MNI Indicators said its Chicago business barometer fell to 58.4 in October from 60.4 in September, although a reading above 50 still indicates growth. Economists had expected the index to edge down to 60.0.
The bigger than expected drop by the business barometer came as a decline in order book growth and unfinished orders more than offset a rise in output, delivery times and employment.
“The MNI Chicago Business Barometer continued to revert back towards trend-levels in October, cooling off after a hot and unsustainable run last year,” said Jamie Satchi, Economist at MNI Indicators.
He added, “Production continues to be restrained by issues between firms and their suppliers, reflected by Supplier Deliveries at a 14-year high, while the latest raft of tariffs on Chinese goods appears to be exacerbating uncertainty across firms.”

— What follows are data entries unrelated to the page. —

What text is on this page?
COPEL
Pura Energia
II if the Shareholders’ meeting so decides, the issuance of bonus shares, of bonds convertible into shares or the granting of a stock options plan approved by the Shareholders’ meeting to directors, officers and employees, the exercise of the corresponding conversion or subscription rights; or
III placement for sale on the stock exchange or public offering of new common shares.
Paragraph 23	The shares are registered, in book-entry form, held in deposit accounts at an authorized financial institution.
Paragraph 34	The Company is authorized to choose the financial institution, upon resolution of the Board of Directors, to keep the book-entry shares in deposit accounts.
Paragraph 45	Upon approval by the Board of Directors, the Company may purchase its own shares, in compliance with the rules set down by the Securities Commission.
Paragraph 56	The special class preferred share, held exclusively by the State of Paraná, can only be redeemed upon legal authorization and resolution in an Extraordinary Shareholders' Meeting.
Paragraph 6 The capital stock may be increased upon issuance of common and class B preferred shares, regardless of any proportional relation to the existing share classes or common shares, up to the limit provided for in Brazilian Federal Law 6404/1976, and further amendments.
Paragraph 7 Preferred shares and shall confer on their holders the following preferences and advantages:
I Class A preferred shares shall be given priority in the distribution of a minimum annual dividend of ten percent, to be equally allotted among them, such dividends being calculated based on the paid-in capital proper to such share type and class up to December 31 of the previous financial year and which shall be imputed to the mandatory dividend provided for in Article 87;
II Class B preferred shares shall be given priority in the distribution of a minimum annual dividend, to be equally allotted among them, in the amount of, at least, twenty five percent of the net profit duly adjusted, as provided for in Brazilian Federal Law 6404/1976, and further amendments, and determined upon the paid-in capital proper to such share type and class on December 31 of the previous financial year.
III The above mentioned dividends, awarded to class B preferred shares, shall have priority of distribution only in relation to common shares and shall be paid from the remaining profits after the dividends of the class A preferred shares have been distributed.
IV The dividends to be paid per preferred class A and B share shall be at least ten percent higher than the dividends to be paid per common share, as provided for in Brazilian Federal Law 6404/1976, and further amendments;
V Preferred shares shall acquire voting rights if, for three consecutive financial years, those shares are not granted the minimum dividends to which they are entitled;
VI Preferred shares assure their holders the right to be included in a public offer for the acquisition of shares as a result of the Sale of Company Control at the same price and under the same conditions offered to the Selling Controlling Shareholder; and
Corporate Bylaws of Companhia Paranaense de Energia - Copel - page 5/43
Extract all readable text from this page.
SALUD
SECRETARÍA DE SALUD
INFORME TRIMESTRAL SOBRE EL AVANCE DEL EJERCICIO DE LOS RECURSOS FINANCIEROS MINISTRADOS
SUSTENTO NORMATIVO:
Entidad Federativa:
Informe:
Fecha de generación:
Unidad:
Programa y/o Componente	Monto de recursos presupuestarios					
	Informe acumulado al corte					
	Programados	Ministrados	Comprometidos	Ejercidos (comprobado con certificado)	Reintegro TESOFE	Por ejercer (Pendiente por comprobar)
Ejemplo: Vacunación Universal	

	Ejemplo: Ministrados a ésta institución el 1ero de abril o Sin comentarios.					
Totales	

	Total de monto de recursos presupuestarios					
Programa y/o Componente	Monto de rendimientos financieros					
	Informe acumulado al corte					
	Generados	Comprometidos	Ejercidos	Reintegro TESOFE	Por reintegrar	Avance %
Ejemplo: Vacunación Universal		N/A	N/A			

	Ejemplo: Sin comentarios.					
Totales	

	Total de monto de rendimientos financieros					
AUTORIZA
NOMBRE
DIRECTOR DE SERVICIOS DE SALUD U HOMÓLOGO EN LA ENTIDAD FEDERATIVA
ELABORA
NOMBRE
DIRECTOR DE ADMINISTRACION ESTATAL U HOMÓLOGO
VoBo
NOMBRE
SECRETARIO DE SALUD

The report said the new orders index fell for the sixth time this year, hitting its lowest level since January of 2017. The order backlogs index also receded to a level last seen lower in April, when it slipped below the neutral mark for the first time in 13 months.
On the other hand, the output index increased marginally and the employment indicator rose for the first time since July.
MNI Indicators also said the supplier deliveries index reached its highest level in over fourteen years, with some firms attributing the increasing wait times to under-staffed suppliers.
The prices paid index remained locked in a historically elevated range, as some firms saw higher unit prices on invoices for the first time, on the back of further import tariffs levied on China, while others expect shortages to push prices higher over the coming months.